La rotatoria “fantasma” e la sua cunetta rottamatrice su Via del Mare (SP 73)

Ancora un incidente, per fortuna non grave. A rimetterci son solo le auto e qualche dolorino al conducente. Su Via del Mare, la strada provinciale che collega Foggia con l’area balneare nel sud-est del sipontino, quella del Villaggio Ippocampo, Scalo dei Saraceni, Foggia Mare, e così via da un lato a sud per Zapponeta e a nord per Siponto, poco più di tre giorni fa è stata scenario di un altro rocambolesco incidente di automobili. Nessun ferito, come anticipato, solo tanta paura e auto da rottamare.

All’altezza della rotatoria (ormai fantasma…), a circa metà strada dal centro foggiano a quello marittimo, un ‘auto non è riuscita a immettersi per tempo nella corsia di viaggio e ha proseguito diritta, rovinandosi irrimediabilmente contro il cordolo della rotatoria. Pur frenando e impattando contro la rotatoria, l’auto ha continuato per alcuni metri, ritrovandosi pericolosamente in bilico sul bordo della cunetta posta ai lati. Immediatamente il conducente, con a bordo un’altra persona, è sceso dolorante dall’auto, sospirando per non esser precipitato nella cunetta ma imprecando per i danni irreparabili all’auto.

Il canaletto lungo il margine delle strade per lo scolo dell’acqua piovana, comunemente detto “cunetta”, ormai è diventato una discarica a cielo aperto di rottami di auto; ci si trova di tutto, parabrezza, parafanghi, portiere e motori, specchietti, ruote e gomme e tanto altro.

Un punto pericoloso per una rotatoria poco visibile e mal segnalata, che o per velocità, o per assenza di illuminazione o per segnaletiche verticali divelte e orizzontali cancellate, le auto terminano la corsa ribaltandosi.

Rotatoria Via Del Mare

Recandosi da Ippocampo a Foggia in prossimità della rotatoria vi sono alcune bande rumorose che ne avvertono l’arrivo; dall’altra parte, il nulla. È vero, la velocità ha la sua responsabilità. Ma su una strada libera, diritta, il piede affonda sull’acceleratore. Poi la sorpresa: una rotatoria all’improvviso.
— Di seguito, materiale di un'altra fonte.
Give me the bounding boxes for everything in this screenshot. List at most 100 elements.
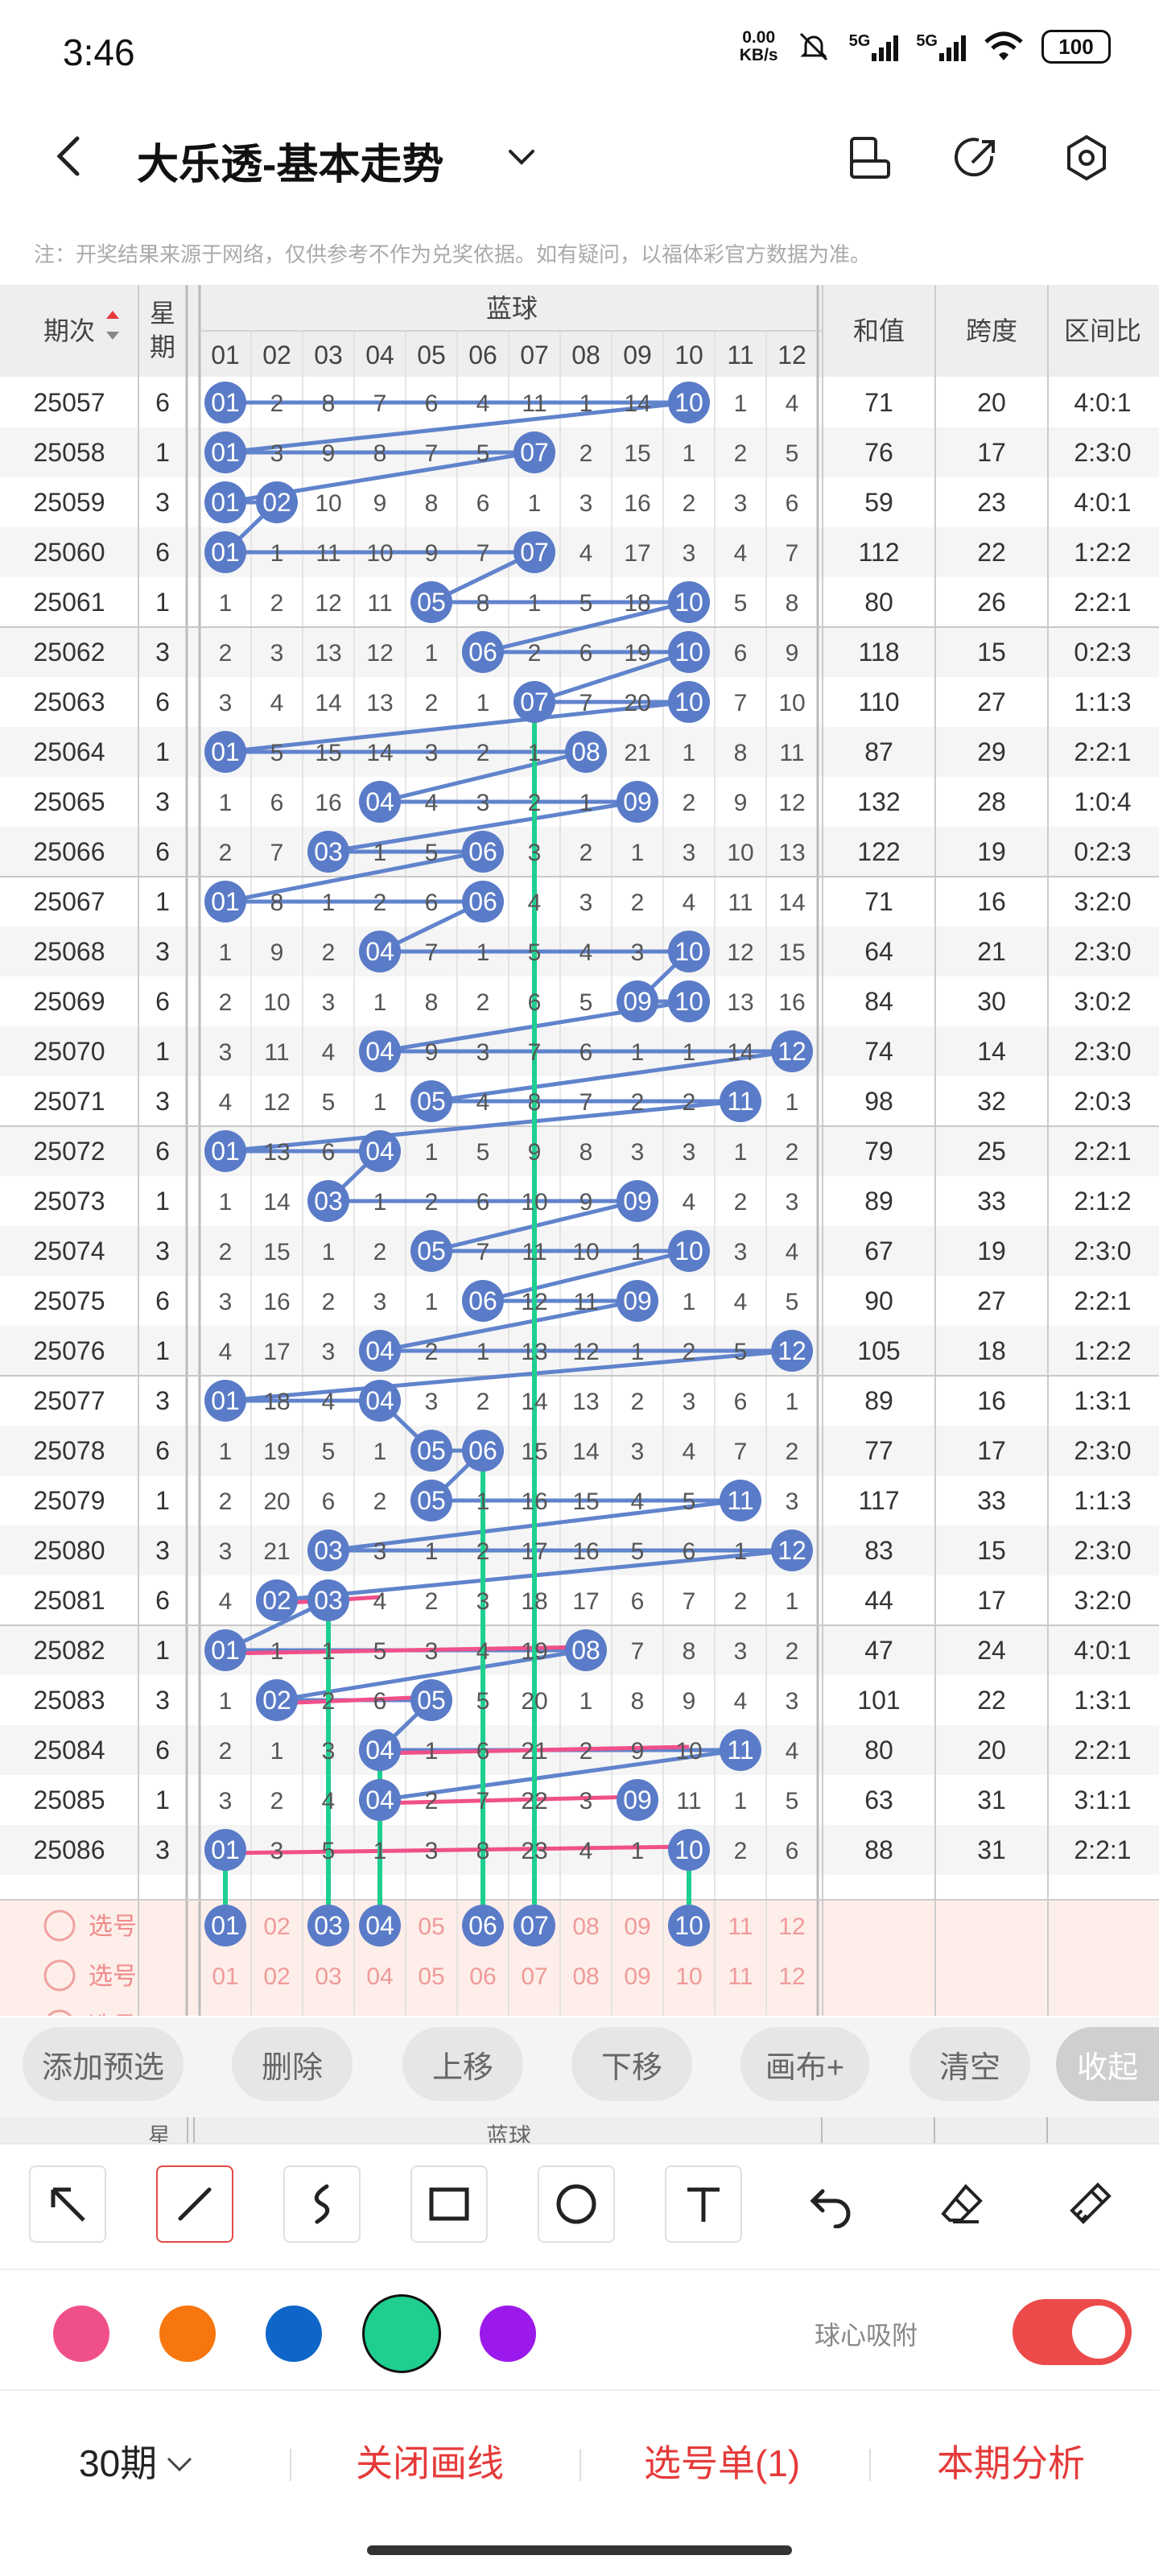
- miss-cell: 5: [631, 1538, 645, 1565]
- week-cell: 3: [155, 1236, 170, 1265]
- miss-cell: 2: [580, 440, 593, 467]
- color-swatch-pink[interactable]: [53, 2306, 109, 2362]
- miss-cell: 10: [366, 540, 393, 567]
- close-drawing-button[interactable]: 关闭画线: [356, 2442, 504, 2484]
- move-down-button[interactable]: 下移: [571, 2027, 692, 2101]
- miss-cell: 5: [528, 939, 542, 966]
- clear-button[interactable]: 清空: [909, 2027, 1030, 2101]
- week-cell: 3: [155, 488, 170, 517]
- miss-cell: 12: [521, 1289, 547, 1315]
- span-cell: 33: [977, 1187, 1006, 1216]
- rect-tool[interactable]: [410, 2165, 488, 2243]
- ball-hit: [204, 531, 246, 573]
- miss-cell: 1: [425, 1738, 439, 1765]
- pink-line: [225, 1844, 690, 1856]
- text-tool[interactable]: [665, 2165, 742, 2243]
- status-bar: 3:46 0.00 KB/s 5G 5G 100: [0, 0, 1159, 105]
- sum-cell: 59: [864, 488, 893, 517]
- miss-cell: 14: [778, 890, 805, 916]
- week-cell: 6: [155, 687, 170, 716]
- miss-cell: 4: [786, 390, 799, 417]
- miss-cell: 16: [624, 490, 650, 517]
- line-tool[interactable]: [156, 2165, 233, 2243]
- header-col: 09: [623, 341, 652, 369]
- eraser-tool[interactable]: [922, 2165, 1000, 2243]
- miss-cell: 2: [373, 1488, 387, 1515]
- period-cell: 25062: [34, 638, 105, 667]
- pick-area-bg: [0, 1900, 1159, 2016]
- collapse-button[interactable]: 收起: [1056, 2027, 1159, 2101]
- week-cell: 3: [155, 1835, 170, 1864]
- miss-cell: 3: [219, 1538, 233, 1565]
- ball-number: 10: [674, 388, 703, 417]
- table-row: 25057 6 01 2 8 7 6 4 11 1 14 10 1 4 71 20 4:0:1: [34, 382, 1132, 423]
- period-cell: 25076: [34, 1336, 105, 1365]
- undo-tool[interactable]: [792, 2165, 869, 2243]
- pick-number: 06: [469, 2013, 496, 2016]
- miss-cell: 9: [580, 1189, 593, 1216]
- landscape-icon[interactable]: [843, 132, 895, 184]
- pick-number: 01: [212, 1963, 238, 1990]
- miss-cell: 1: [580, 1688, 593, 1715]
- period-selector[interactable]: 30期: [79, 2434, 196, 2487]
- miss-cell: 4: [683, 890, 696, 916]
- snap-toggle[interactable]: [1013, 2299, 1132, 2365]
- ball-number: 03: [314, 837, 343, 866]
- ratio-cell: 4:0:1: [1074, 388, 1131, 417]
- share-icon[interactable]: [951, 132, 1003, 184]
- chevron-down-icon[interactable]: [505, 142, 538, 174]
- period-cell: 25074: [34, 1236, 105, 1265]
- period-cell: 25085: [34, 1785, 105, 1814]
- back-icon[interactable]: [47, 132, 95, 180]
- ball-number: 09: [623, 1286, 652, 1315]
- miss-cell: 8: [580, 1139, 593, 1166]
- pick-number: 12: [778, 1913, 805, 1940]
- miss-cell: 3: [580, 490, 593, 517]
- miss-cell: 11: [728, 890, 753, 916]
- miss-cell: 2: [734, 1189, 748, 1216]
- delete-button[interactable]: 删除: [232, 2027, 353, 2101]
- table-row: 25066 6 2 7 03 1 5 06 3 2 1 3 10 13 122 19 0:2:3: [34, 831, 1132, 873]
- week-cell: 6: [155, 1286, 170, 1315]
- sum-cell: 77: [864, 1436, 893, 1465]
- curve-tool[interactable]: [283, 2165, 361, 2243]
- add-preselect-button[interactable]: 添加预选: [23, 2027, 184, 2101]
- miss-cell: 1: [476, 1488, 490, 1515]
- pick-list-button[interactable]: 选号单(1): [644, 2442, 801, 2484]
- move-up-button[interactable]: 上移: [402, 2027, 523, 2101]
- miss-cell: 3: [631, 1139, 645, 1166]
- table-row: 25081 6 4 02 03 4 2 3 18 17 6 7 2 1 44 17 3:2:0: [34, 1579, 1132, 1621]
- table-row: 25080 3 3 21 03 3 1 2 17 16 5 6 1 12 83 15 2:3:0: [34, 1530, 1132, 1571]
- page-title[interactable]: 大乐透-基本走势: [137, 142, 444, 188]
- miss-cell: 11: [573, 1289, 598, 1315]
- sum-cell: 117: [858, 1486, 899, 1515]
- ratio-cell: 1:1:3: [1074, 687, 1131, 716]
- period-cell: 25075: [34, 1286, 105, 1315]
- battery-icon: 100: [1041, 30, 1111, 64]
- miss-cell: 8: [683, 1638, 696, 1665]
- ratio-cell: 1:1:3: [1074, 1486, 1131, 1515]
- canvas-plus-button[interactable]: 画布+: [740, 2027, 869, 2101]
- color-swatch-purple[interactable]: [480, 2306, 536, 2362]
- clear-tool[interactable]: [1051, 2165, 1128, 2243]
- arrow-tool[interactable]: [29, 2165, 106, 2243]
- color-swatch-orange[interactable]: [159, 2306, 216, 2362]
- ball-hit: [359, 781, 401, 823]
- row-stripe: [0, 1126, 1159, 1176]
- row-stripe: [0, 1426, 1159, 1476]
- miss-cell: 10: [521, 1189, 547, 1216]
- color-swatch-blue[interactable]: [266, 2306, 322, 2362]
- span-cell: 31: [977, 1835, 1006, 1864]
- table-row: 25058 1 01 3 9 8 7 5 07 2 15 1 2 5 76 17 2:3:0: [34, 431, 1132, 473]
- circle-tool[interactable]: [538, 2165, 615, 2243]
- pick-number: 04: [366, 2013, 393, 2016]
- ball-hit: [359, 931, 401, 972]
- ball-number: 01: [211, 488, 240, 517]
- settings-hex-icon[interactable]: [1061, 132, 1112, 184]
- miss-cell: 1: [476, 939, 490, 966]
- rectangle-icon: [429, 2187, 469, 2221]
- current-analysis-button[interactable]: 本期分析: [937, 2442, 1085, 2484]
- color-swatch-green[interactable]: [362, 2294, 441, 2373]
- miss-cell: 3: [734, 490, 748, 517]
La SP 73, o Via del Mare, in quel tratto è sempre stata pericolosa per quella rotatoria “fantasma”, ed è sempre stata al centro di diatribe istituzionali per la manutenzione.

Difatti, da Foggia fino alla rotatoria dovrebbe essere di competenza del Comune di Foggia, dopo da quello di Manfredonia.

A evidenziarlo, oltre le carte stradali e topografiche in materia, sono anche i lavori del manto stradale, che nel tratto sipontino è asfaltato, in quello foggiano pieno di grosse buche.

L’appello? Sempre a loro, ai Comuni di Foggia e Manfredonia, appelli da anni inascoltati. Diamo sicurezza alla SP 73, Via del Mare, in tutta la sua lunghezza, a prescindere dal Comune di appartenenza.

È una via molto transitata, di giorno e di notte, e star qui a litigare sui confini di appartenenza è come contendersi gli incidenti che avvengono, sperando che non scappi il morto.

Se gli amministratori comunali, eletti o nominati, sindaco e commissari prefettizi, non sono in grado di garantire la dovuta sicurezza stradale, ci appelliamo al Sig. Prefetto, dott. Raffaele Grassi, affinché sia mediatore tra i due Comuni, che intervenga come Stato e Governo.